- From: Rigo Wenning <rigo@w3.org>
- Date: Thu, 09 Aug 2012 21:45:54 +0200
- To: ifette@google.com
- Cc: Craig Spiezle <craigs@otalliance.org>, Chris Mejia <chris.mejia@iab.net>, Thomas Roessler - W3C <tlr@w3.org>, Nicholas Nick Doty - W3C <npdoty@w3.org>, "Aleecia M. McDonald - W3C WG Co-Chair" <aleecia@aleecia.com>, Matthias Schunter - WC3 WG Co-Chair <mts-std@schunter.org>, Marc Groman - NAI <mgroman@networkadvertising.org>, Shane Wiley - Yahoo! <wileys@yahoo-inc.com>, Brendan Riordan-Butterworth <Brendan@iab.net>, Mike Zaneis <mike@iab.net>, Kimon Zorbas - IAB Europe <vp@iabeurope.eu>, JC Cannon - MSFT <jccannon@microsoft.com>, W3C DNT Working Group Mailing List <public-tracking@w3.org>
Ian, please take into account that it takes the IAB $7800 to change that and be a full Participant with all the rights and obligations.

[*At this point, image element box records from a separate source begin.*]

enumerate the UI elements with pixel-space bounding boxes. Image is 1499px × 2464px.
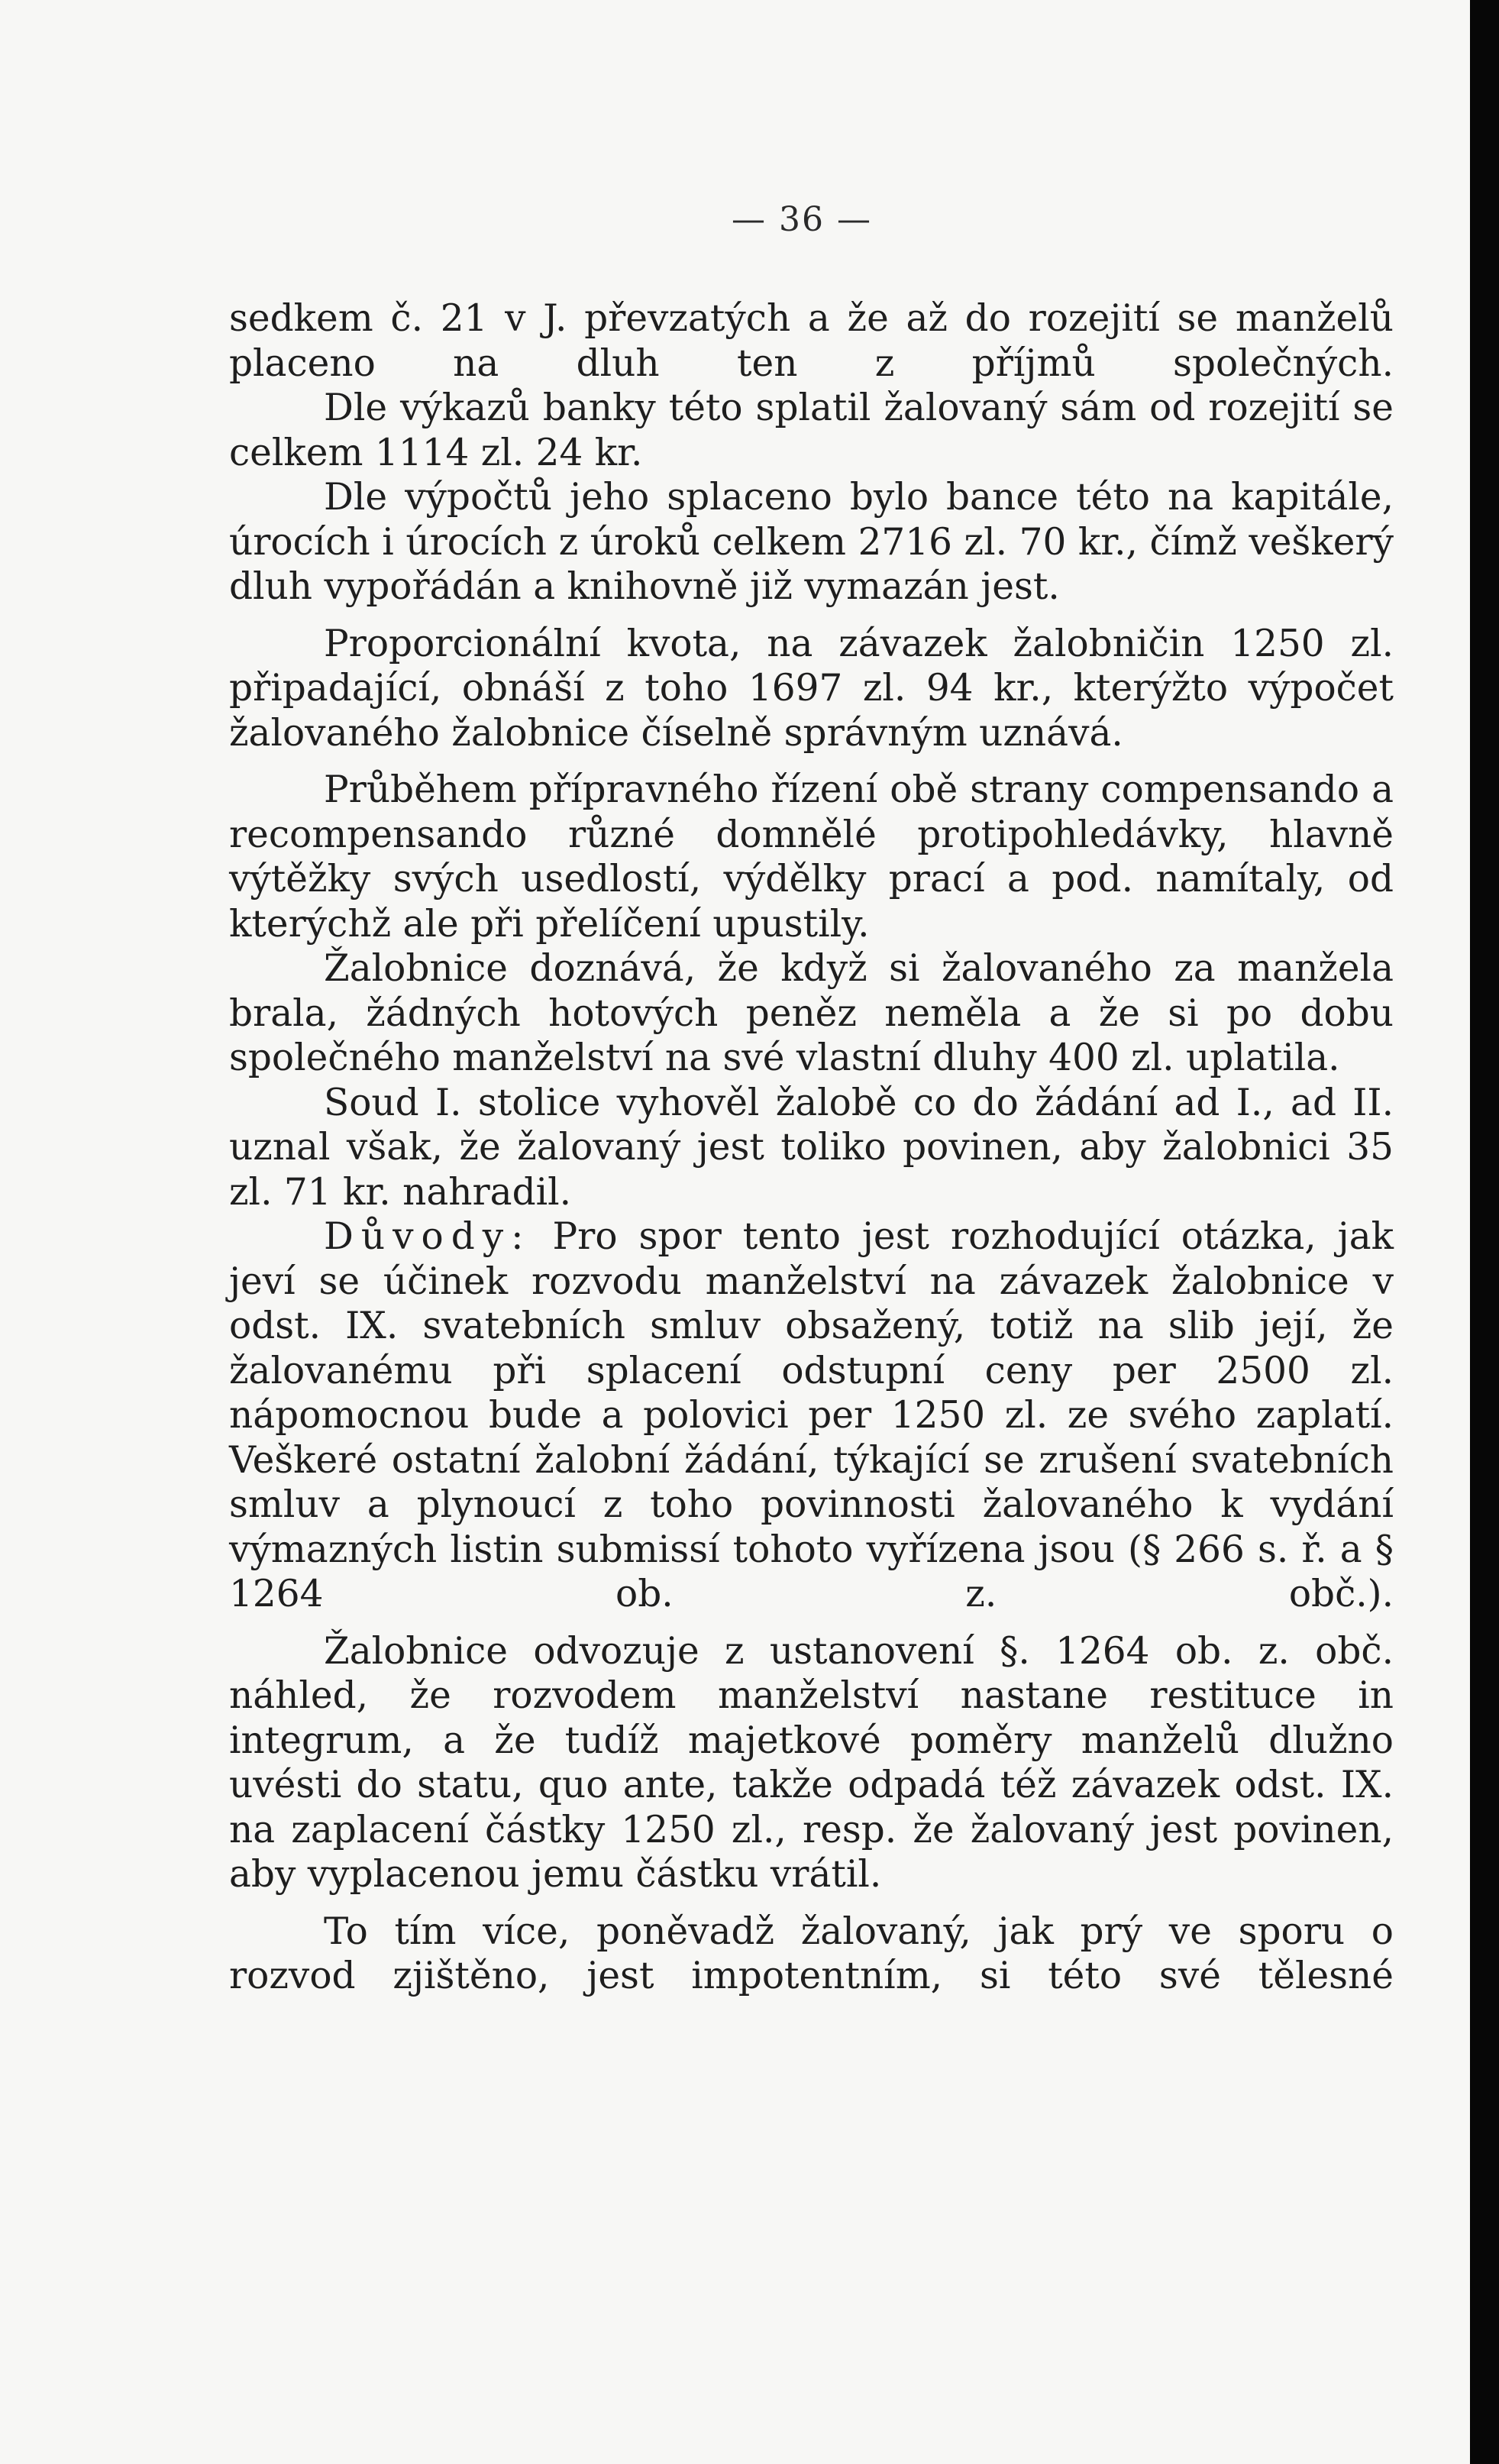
paragraph-reasons	[229, 1214, 1394, 1617]
paragraph-calculation: Dle výpočtů jeho splaceno bylo bance této na kapitále, úrocích i úrocích z úroků celkem 2716 zl. 70 kr., čímž veškerý dluh vypořádán a knihovně již vymazán jest.	[229, 476, 1394, 608]
paragraph-preparatory-proceedings: Průběhem přípravného řízení obě strany compensando a recompensando různé domnělé protipohledávky, hlavně výtěžky svých usedlostí, výdělky prací a pod. namítaly, od kterýchž ale při přelíčení upustily.	[229, 768, 1394, 946]
paragraph-bank-statement: Dle výkazů banky této splatil žalovaný sám od rozejití se celkem 1114 zl. 24 kr.	[229, 386, 1394, 474]
reasons-text: Pro spor tento jest rozhodující otázka, jak jeví se účinek rozvodu manželství na závazek žalobnice v odst. IX. svatebních smluv obsažený, totiž na slib její, že žalovanému při splacení odstupní ceny per 2500 zl. nápomocnou bude a polovici per 1250 zl. ze svého zaplatí. Veškeré ostatní žalobní žádání, týkající se zrušení svatebních smluv a plynoucí z toho povinnosti žalovaného k vydání výmazných listin submissí tohoto vyřízena jsou (§ 266 s. ř. a § 1264 ob. z. obč.).	[229, 1215, 1394, 1615]
paragraph-plaintiff-derives: Žalobnice odvozuje z ustanovení §. 1264 ob. z. obč. náhled, že rozvodem manželství nastane restituce in integrum, a že tudíž majetkové poměry manželů dlužno uvésti do statu, quo ante, takže odpadá též závazek odst. IX. na zaplacení částky 1250 zl., resp. že žalovaný jest povinen, aby vyplacenou jemu částku vrátil.	[229, 1629, 1394, 1896]
scan-border	[1470, 0, 1499, 2464]
body-text	[229, 296, 1394, 1999]
paragraph-proportional-quota: Proporcionální kvota, na závazek žalobničin 1250 zl. připadající, obnáší z toho 1697 zl. 94 kr., kterýžto výpočet žalovaného žalobnice číselně správným uznává.	[229, 622, 1394, 755]
page-number: — 36 —	[732, 200, 872, 239]
paragraph-court-ruling: Soud I. stolice vyhověl žalobě co do žádání ad I., ad II. uznal však, že žalovaný jest toliko povinen, aby žalobnici 35 zl. 71 kr. nahradil.	[229, 1081, 1394, 1214]
paragraph-plaintiff-admits: Žalobnice doznává, že když si žalovaného za manžela brala, žádných hotových peněz neměla a že si po dobu společného manželství na své vlastní dluhy 400 zl. uplatila.	[229, 947, 1394, 1079]
paragraph-continuation: sedkem č. 21 v J. převzatých a že až do rozejití se manželů placeno na dluh ten z příjmů společných.	[229, 297, 1394, 385]
reasons-heading: Důvody:	[324, 1215, 531, 1258]
paragraph-impotence: To tím více, poněvadž žalovaný, jak prý ve sporu o rozvod zjištěno, jest impotentním, si této své tělesné	[229, 1909, 1394, 1997]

Slowly, all the wasted time on this topic costs more than the actual membership fee for IAB. W3C has operational costs. We are not-for profit. Those operational costs are covered by membership fees, donations and research grants. I find it legitimate that full participation is conditioned upon contribution to the recovering of operational cost. Especially from those who have a core interest in work we are doing. The IAB is simply not accepting this and thus creates turbulence in the process because we do not strictly apply the usual restrictions for that case (that would lock them out). Note that this is solely my personal opinion and does not represent any official W3C statement, nor a W3C team statement nor does it preclude or preempt any decision-making by W3C, the chairs or both combined on this matter. Rigo On Thursday 09 August 2012 10:36:51 Ian Fette wrote: > Indeed, I find it rather strange that the main target of this > working group is practices for advertisers and yet one of the > main groups representing advertisers doesn't have a vote at the > table... I realize that this is at the discretion of the chairs, > but we're probably all lacking some context here. It seems that > this has been raised multiple times, is it possible for the > chairs to provide more insight into why this hasn't been advanced > to date?